Waxing poetic | SummitDaily.com

Waxing poetic

Ever wonder how much rope patrollers string up at resorts on an average day? Does your ski boot chafe your ankle, and no one seems to be able to tell you why? Want to know why your favorite trail hasn’t opened this year?

Submit your snowsport-related questions to The Weekly Ski Poll, and we’ll find the answers. Send questions to rwilliams@summitdaily.com, fax at (970) 668-0755 (ATTN: Ski Poll) or call (970) 668-3998, ext. 237. Make sure to include your name, address and phone number.

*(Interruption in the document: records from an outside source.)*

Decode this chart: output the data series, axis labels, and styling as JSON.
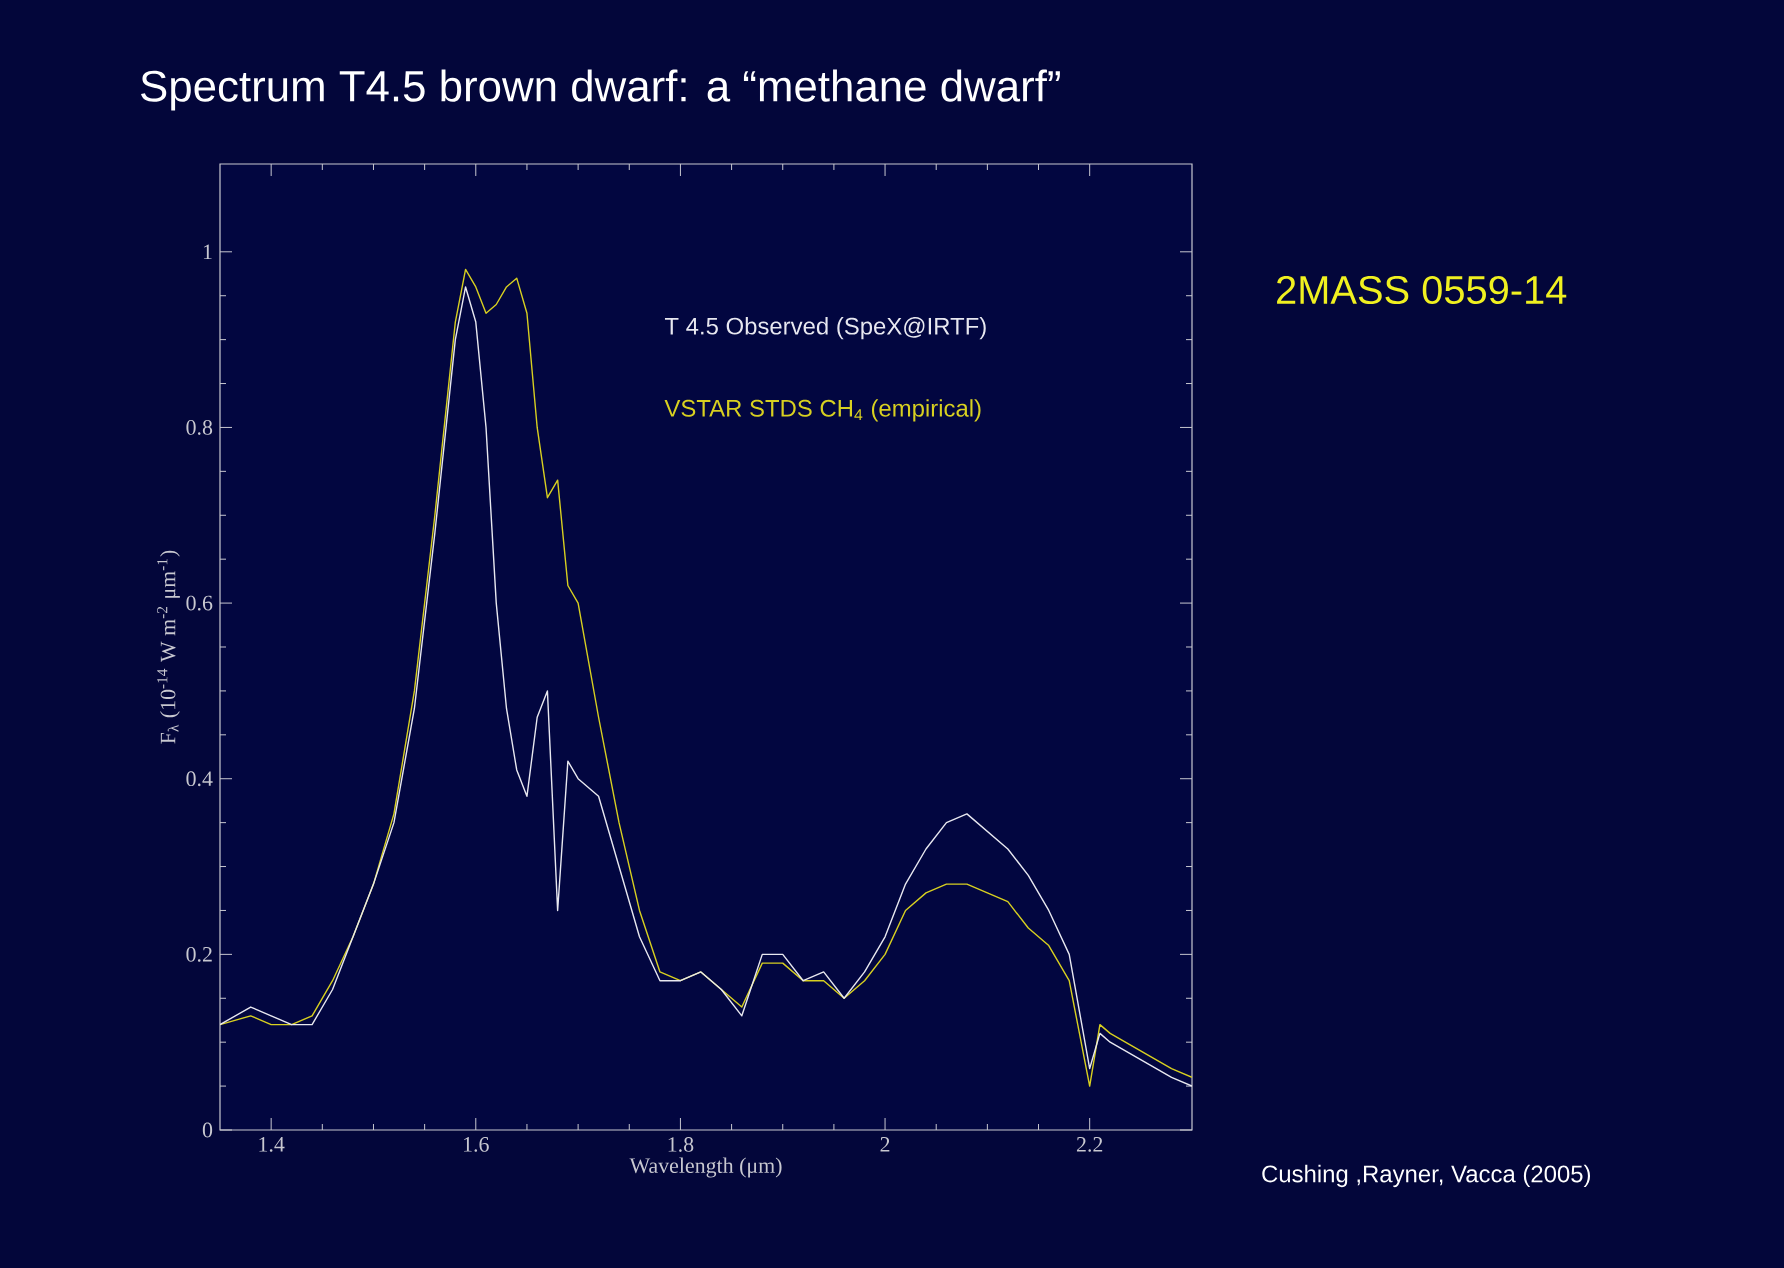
{
  "chart_data": {
    "type": "line",
    "title": "Spectrum T4.5 brown dwarf: a “methane dwarf”",
    "xlabel": "Wavelength (μm)",
    "ylabel": "F$_{λ}$ (10$^{-14}$ W m$^{-2}$ μm$^{-1}$)",
    "xlim": [
      1.35,
      2.3
    ],
    "ylim": [
      0,
      1.1
    ],
    "xticks": [
      1.4,
      1.6,
      1.8,
      2,
      2.2
    ],
    "yticks": [
      0,
      0.2,
      0.4,
      0.6,
      0.8,
      1
    ],
    "annotations": [
      "2MASS 0559-14",
      "Cushing ,Rayner, Vacca  (2005)"
    ],
    "x": [
      1.35,
      1.38,
      1.4,
      1.42,
      1.44,
      1.46,
      1.48,
      1.5,
      1.52,
      1.54,
      1.56,
      1.58,
      1.59,
      1.6,
      1.61,
      1.62,
      1.63,
      1.64,
      1.65,
      1.66,
      1.67,
      1.68,
      1.69,
      1.7,
      1.72,
      1.74,
      1.76,
      1.78,
      1.8,
      1.82,
      1.84,
      1.86,
      1.88,
      1.9,
      1.92,
      1.94,
      1.96,
      1.98,
      2,
      2.02,
      2.04,
      2.06,
      2.08,
      2.1,
      2.12,
      2.14,
      2.16,
      2.18,
      2.2,
      2.21,
      2.22,
      2.25,
      2.28,
      2.3
    ],
    "series": [
      {
        "name": "VSTAR STDS CH$_{4}$  (empirical)",
        "color": "#d8d020",
        "values": [
          0.12,
          0.13,
          0.12,
          0.12,
          0.13,
          0.17,
          0.22,
          0.28,
          0.36,
          0.5,
          0.7,
          0.92,
          0.98,
          0.96,
          0.93,
          0.94,
          0.96,
          0.97,
          0.93,
          0.8,
          0.72,
          0.74,
          0.62,
          0.6,
          0.47,
          0.35,
          0.25,
          0.18,
          0.17,
          0.18,
          0.16,
          0.14,
          0.19,
          0.19,
          0.17,
          0.17,
          0.15,
          0.17,
          0.2,
          0.25,
          0.27,
          0.28,
          0.28,
          0.27,
          0.26,
          0.23,
          0.21,
          0.17,
          0.05,
          0.12,
          0.11,
          0.09,
          0.07,
          0.06
        ]
      },
      {
        "name": "T 4.5 Observed (SpeX@IRTF)",
        "color": "#e8e8f0",
        "values": [
          0.12,
          0.14,
          0.13,
          0.12,
          0.12,
          0.16,
          0.22,
          0.28,
          0.35,
          0.48,
          0.68,
          0.9,
          0.96,
          0.92,
          0.8,
          0.6,
          0.48,
          0.41,
          0.38,
          0.47,
          0.5,
          0.25,
          0.42,
          0.4,
          0.38,
          0.3,
          0.22,
          0.17,
          0.17,
          0.18,
          0.16,
          0.13,
          0.2,
          0.2,
          0.17,
          0.18,
          0.15,
          0.18,
          0.22,
          0.28,
          0.32,
          0.35,
          0.36,
          0.34,
          0.32,
          0.29,
          0.25,
          0.2,
          0.07,
          0.11,
          0.1,
          0.08,
          0.06,
          0.05
        ]
      }
    ]
  }
}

We’ll select a different question each week and run the answer on Friday.

This week’s question: The weather’s getting warmer and the snow’s getting wetter – how do I adjust my wax for the best glide?

How you wax your gear and what type of wax you use depend exactly on those conditions in question – it depends on the air temperature, the humidity, the snow conditions and whether or not you just want a smooth ride or you’re racing.

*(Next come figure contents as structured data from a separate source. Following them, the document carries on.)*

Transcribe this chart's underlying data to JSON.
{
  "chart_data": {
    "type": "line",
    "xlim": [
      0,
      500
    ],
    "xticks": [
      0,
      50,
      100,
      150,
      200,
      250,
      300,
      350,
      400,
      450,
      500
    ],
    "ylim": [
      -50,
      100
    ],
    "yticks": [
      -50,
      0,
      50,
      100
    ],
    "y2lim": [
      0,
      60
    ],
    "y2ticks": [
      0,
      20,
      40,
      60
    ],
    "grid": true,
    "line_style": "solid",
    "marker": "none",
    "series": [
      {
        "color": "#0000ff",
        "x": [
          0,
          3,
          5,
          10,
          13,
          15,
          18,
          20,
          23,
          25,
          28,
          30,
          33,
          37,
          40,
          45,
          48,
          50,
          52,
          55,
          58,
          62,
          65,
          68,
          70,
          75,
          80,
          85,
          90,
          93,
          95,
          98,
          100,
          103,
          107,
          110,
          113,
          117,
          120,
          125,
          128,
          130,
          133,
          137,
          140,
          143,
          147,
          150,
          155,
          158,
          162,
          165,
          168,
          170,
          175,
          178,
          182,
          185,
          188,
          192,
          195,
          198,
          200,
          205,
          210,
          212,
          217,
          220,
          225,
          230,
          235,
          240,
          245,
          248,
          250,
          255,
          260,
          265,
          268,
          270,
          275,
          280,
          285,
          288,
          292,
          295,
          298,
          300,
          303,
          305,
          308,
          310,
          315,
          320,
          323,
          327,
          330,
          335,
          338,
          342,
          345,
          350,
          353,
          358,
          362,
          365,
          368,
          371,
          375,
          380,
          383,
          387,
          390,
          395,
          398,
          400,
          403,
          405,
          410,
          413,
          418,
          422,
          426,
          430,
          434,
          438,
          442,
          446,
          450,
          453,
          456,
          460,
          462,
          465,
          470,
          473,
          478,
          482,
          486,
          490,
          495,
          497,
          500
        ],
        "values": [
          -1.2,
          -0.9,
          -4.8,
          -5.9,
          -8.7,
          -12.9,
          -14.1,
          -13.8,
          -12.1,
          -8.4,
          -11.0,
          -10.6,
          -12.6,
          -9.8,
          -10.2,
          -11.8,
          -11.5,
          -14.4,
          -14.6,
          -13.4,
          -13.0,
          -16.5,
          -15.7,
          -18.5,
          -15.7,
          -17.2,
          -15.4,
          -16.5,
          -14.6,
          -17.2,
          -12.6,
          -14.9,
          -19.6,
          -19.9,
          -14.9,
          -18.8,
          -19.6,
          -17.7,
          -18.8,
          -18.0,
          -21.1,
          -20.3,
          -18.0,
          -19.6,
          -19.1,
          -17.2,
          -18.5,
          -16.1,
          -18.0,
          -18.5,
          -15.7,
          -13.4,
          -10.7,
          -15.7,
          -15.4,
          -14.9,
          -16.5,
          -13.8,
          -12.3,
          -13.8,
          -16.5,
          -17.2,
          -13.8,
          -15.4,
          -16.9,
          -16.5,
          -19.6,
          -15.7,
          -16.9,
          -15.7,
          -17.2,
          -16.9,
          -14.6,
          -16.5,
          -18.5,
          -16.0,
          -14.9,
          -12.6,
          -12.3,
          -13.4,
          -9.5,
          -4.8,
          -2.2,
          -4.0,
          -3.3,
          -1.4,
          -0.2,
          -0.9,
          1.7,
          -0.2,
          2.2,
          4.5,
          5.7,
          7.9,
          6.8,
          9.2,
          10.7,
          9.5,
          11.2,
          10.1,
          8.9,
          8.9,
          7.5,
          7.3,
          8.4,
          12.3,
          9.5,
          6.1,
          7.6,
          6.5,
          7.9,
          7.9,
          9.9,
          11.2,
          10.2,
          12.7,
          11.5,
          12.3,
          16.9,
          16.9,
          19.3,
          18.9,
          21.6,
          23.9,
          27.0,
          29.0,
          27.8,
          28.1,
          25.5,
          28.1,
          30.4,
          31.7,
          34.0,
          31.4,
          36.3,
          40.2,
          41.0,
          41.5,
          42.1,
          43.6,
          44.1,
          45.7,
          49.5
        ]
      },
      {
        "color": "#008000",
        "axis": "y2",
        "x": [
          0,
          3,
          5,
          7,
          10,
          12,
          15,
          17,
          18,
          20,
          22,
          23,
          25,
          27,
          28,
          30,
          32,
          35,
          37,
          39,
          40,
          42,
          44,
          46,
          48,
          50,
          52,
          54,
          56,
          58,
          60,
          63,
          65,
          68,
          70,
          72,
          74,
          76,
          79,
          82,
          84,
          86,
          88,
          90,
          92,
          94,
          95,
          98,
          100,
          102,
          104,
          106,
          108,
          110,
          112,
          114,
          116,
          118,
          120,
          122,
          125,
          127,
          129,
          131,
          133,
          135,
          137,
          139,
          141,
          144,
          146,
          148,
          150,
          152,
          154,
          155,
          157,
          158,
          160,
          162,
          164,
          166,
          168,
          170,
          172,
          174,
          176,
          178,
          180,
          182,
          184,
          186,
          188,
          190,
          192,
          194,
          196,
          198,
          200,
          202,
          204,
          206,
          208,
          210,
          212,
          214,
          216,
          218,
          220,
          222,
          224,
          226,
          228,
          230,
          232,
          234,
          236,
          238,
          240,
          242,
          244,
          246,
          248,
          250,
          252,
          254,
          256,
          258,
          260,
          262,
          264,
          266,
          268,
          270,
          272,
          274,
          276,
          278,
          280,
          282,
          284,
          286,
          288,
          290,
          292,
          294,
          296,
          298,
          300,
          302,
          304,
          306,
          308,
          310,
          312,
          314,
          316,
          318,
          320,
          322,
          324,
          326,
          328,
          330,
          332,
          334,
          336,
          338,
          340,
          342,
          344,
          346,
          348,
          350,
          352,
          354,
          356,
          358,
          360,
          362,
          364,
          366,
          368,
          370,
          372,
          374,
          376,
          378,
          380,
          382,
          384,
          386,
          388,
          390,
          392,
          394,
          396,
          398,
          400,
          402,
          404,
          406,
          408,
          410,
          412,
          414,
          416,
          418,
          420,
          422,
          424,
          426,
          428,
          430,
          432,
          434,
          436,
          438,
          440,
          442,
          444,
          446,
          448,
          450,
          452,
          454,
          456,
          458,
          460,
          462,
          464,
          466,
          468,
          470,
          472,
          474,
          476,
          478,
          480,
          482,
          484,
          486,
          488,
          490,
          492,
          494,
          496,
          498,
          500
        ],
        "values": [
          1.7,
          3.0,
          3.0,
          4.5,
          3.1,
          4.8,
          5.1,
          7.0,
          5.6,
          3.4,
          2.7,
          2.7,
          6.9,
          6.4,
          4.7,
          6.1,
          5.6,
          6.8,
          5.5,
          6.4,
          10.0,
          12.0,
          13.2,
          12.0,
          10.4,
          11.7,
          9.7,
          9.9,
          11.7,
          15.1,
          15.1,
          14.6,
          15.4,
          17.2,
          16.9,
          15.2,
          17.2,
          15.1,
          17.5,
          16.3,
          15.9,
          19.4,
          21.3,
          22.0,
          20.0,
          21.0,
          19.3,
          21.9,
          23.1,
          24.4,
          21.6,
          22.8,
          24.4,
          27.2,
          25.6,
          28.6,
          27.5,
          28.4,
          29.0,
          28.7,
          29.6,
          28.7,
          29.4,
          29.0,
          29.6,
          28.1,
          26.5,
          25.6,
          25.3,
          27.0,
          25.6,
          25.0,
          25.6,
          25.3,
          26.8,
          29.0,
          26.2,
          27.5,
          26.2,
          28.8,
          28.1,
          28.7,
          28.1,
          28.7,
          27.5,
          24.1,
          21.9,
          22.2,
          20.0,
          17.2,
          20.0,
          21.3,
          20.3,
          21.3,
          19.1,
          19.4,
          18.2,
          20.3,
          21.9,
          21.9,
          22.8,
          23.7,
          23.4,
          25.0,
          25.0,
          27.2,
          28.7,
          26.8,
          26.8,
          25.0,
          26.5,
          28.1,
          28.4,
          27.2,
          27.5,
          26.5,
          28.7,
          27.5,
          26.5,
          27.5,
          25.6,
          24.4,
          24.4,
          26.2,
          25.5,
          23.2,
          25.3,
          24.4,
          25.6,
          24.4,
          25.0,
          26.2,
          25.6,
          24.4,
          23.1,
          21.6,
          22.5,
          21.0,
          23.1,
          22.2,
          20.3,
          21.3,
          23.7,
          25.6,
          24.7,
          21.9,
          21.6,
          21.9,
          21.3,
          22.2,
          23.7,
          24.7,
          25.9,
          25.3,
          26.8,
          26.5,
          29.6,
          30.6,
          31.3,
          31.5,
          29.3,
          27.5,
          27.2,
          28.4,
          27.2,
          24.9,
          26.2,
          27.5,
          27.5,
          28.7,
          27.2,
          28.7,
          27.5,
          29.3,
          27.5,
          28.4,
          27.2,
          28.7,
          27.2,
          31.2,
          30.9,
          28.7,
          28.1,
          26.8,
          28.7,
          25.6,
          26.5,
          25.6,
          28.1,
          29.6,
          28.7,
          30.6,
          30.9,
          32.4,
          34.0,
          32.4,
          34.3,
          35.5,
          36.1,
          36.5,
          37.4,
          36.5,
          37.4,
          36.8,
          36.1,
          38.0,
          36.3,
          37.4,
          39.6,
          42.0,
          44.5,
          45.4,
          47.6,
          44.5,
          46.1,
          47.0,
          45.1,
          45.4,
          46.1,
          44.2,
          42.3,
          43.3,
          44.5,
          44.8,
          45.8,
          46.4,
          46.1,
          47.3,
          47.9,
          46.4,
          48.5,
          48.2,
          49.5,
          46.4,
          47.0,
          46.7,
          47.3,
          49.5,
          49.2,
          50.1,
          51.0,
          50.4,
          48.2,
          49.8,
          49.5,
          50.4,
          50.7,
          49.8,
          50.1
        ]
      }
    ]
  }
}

But keep in mind, if you’re a purist – or one who fancies being in touch with the roots of snowsports – you wouldn’t be waxing at all. When early Scandinavians began skiing about 3,000 years ago, it was on what we’d call primitive boards – wood. They didn’t even have access to lacquers or shellacs.

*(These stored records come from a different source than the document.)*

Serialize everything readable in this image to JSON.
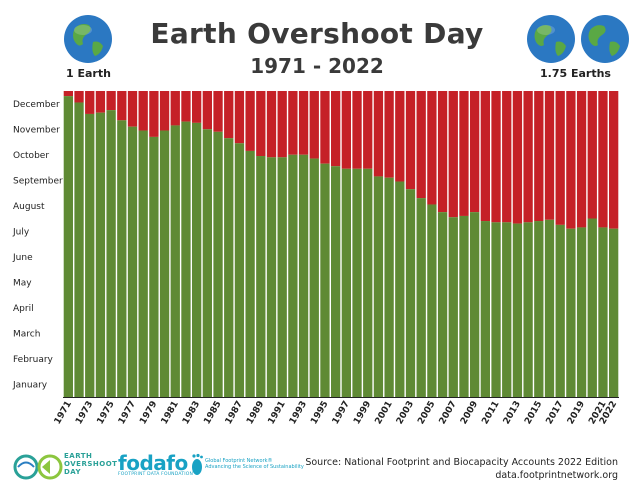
{
  "header": {
    "title": "Earth Overshoot Day",
    "subtitle": "1971 - 2022",
    "left_label": "1 Earth",
    "right_label": "1.75 Earths"
  },
  "footer": {
    "source_line1": "Source: National Footprint and Biocapacity Accounts 2022 Edition",
    "source_line2": "data.footprintnetwork.org",
    "logo1_text_line1": "EARTH",
    "logo1_text_line2": "OVERSHOOT",
    "logo1_text_line3": "DAY",
    "logo2_name": "fodafo",
    "logo2_sub": "FOOTPRINT DATA FOUNDATION",
    "logo3_line1": "Global Footprint Network®",
    "logo3_line2": "Advancing the Science of Sustainability"
  },
  "colors": {
    "overshoot": "#c52127",
    "budget": "#5f8a34",
    "ocean": "#2b78c2",
    "land": "#5aa845"
  },
  "icons": [
    "globe-icon",
    "earth-overshoot-day-logo",
    "fodafo-logo",
    "global-footprint-network-logo"
  ],
  "chart_data": {
    "type": "bar",
    "stacked": true,
    "title": "Earth Overshoot Day",
    "subtitle": "1971 - 2022",
    "y_axis_labels": [
      "January",
      "February",
      "March",
      "April",
      "May",
      "June",
      "July",
      "August",
      "September",
      "October",
      "November",
      "December"
    ],
    "x_tick_labels": [
      "1971",
      "1973",
      "1975",
      "1977",
      "1979",
      "1981",
      "1983",
      "1985",
      "1987",
      "1989",
      "1991",
      "1993",
      "1995",
      "1997",
      "1999",
      "2001",
      "2003",
      "2005",
      "2007",
      "2009",
      "2011",
      "2013",
      "2015",
      "2017",
      "2019",
      "2021",
      "2022"
    ],
    "ylim": [
      0,
      12
    ],
    "categories": [
      1971,
      1972,
      1973,
      1974,
      1975,
      1976,
      1977,
      1978,
      1979,
      1980,
      1981,
      1982,
      1983,
      1984,
      1985,
      1986,
      1987,
      1988,
      1989,
      1990,
      1991,
      1992,
      1993,
      1994,
      1995,
      1996,
      1997,
      1998,
      1999,
      2000,
      2001,
      2002,
      2003,
      2004,
      2005,
      2006,
      2007,
      2008,
      2009,
      2010,
      2011,
      2012,
      2013,
      2014,
      2015,
      2016,
      2017,
      2018,
      2019,
      2020,
      2021,
      2022
    ],
    "series": [
      {
        "name": "",
        "color": "#5f8a34",
        "values": [
          11.8,
          11.55,
          11.1,
          11.15,
          11.25,
          10.85,
          10.6,
          10.45,
          10.2,
          10.45,
          10.65,
          10.8,
          10.75,
          10.5,
          10.4,
          10.15,
          9.95,
          9.65,
          9.45,
          9.4,
          9.4,
          9.5,
          9.5,
          9.35,
          9.15,
          9.05,
          8.95,
          8.95,
          8.95,
          8.65,
          8.6,
          8.45,
          8.15,
          7.8,
          7.55,
          7.25,
          7.05,
          7.1,
          7.25,
          6.9,
          6.85,
          6.85,
          6.8,
          6.85,
          6.9,
          6.95,
          6.75,
          6.6,
          6.65,
          7.0,
          6.65,
          6.6
        ]
      },
      {
        "name": "",
        "color": "#c52127",
        "note_values_fill_to": 12
      }
    ]
  }
}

“They might have used fat or whale blubber or something like that to keep the skis from icing up,” said Jim Deines, co-owner of Precision Ski in Frisco and Keystone. “But we really use it to go fast. They weren’t interested in that so much.”

Skiing in the American West moved from hunting, mail delivery and transportation into racing in the late 1800s. Still, waxing appeared only about 40 years ago with the advent of P-Tex bases. Since then, waxes have changed as ski technology has evolved.

According to Ian Harvey, a race service tech for Pioneer Sports in Heber, Utah, and a marketing representative for Toko waxes, the original glide waxes were akin to candle wax. The only difference was the hardness – a function of how long the wax was distilled. (Distillation removes oil from the wax, increasing its hardness.)

These days, Harvey said, wax manufacturers add synthetic hardeners instead of distilling, and the newest revolution is fluorinated waxes (just like your toothpaste) and liquid applications.

And that brings us back to the original question.

Spring can mean a lot of wax problems. Jack Wilt, a ski tech at Mountain Sports Outlet in Silverthorne and Christy Sports at Copper Mountain, sees it all the time.

“The weather warms up, and the people coming up from Denver or wherever still have their cold wax on,” Wilt said. “They end up having to stop and come into the shop to get it fixed.”

The wax needs to be changed to accommodate the change in the snow crystals, said Breckenridge’s Mountain Outfitters owner Ket McSparin. In cold weather, snow crystals are sharp and angular; a harder wax helps skis stick when you want them to and glide when you’re moving. Warm air metamorphoses snow crystals and softer waxes are the ticket.

To adjust to spring conditions, Wilt suggested first cleaning the base of skis or boards. A spray-on base cleaner will do, he said.

In applying the wax, Wilt said to pick a wax based on the next day’s predicted temperature and to mix in an all-

temperature wax – making sure that both waxes are made by the same company.

“By mixing it, you can give or take a few degrees on the temperature and not have any problems,” Wilt said.

McSparin had an additional recommendation for downhill action. He said to take your gear to a shop with a stone grinding machine – several shops have them – and have the techs grind it for wet conditions.

Spring skiers might have experienced “suction,” especially prevalent in racing, which is the sensation that a ski or board is sticking to the wet snow. McSparin said the structuring a stone grinding gives a base allows air in between the base and the moist snow.

“The grinding really means less maintenance for the consumer at home,” McSparin said.

After waxing, he added, use a brush to get the wax out of the pattern ground into the base.

For Nordic skiers, McSparin had some other tips on wax. He suggested the same stone grinding (unless you use waxless skis). In the middle area of the cross country skis, McSparin said to use a klister.

Klister, the Norwegian word for “glue,” is a sticky paste that comes in a tube and helps the ski grip wet, sun-melted snow in the skating phase.

McSparin said Nordic skiers using waxless skis might encounter snow balling up in the “scales” on the base of the ski. He said that’s the result of dirt caught under the scales. Moisture sticks to the dirt and forms ice, slowing down a skier. Use a base cleaner, McSparin said, and follow up with any of several liquid or paste, rub-on waxes specially made for that type of ski.

“But essentially, glide waxes are glide waxes,” McSparin said. “It really just depends on the temperature, unless you’re racing. And these days, they’re making paste and liquid waxes that come with brushes or a sponge head. They’re easy to apply and you can throw it on quickly the night before a powder day.”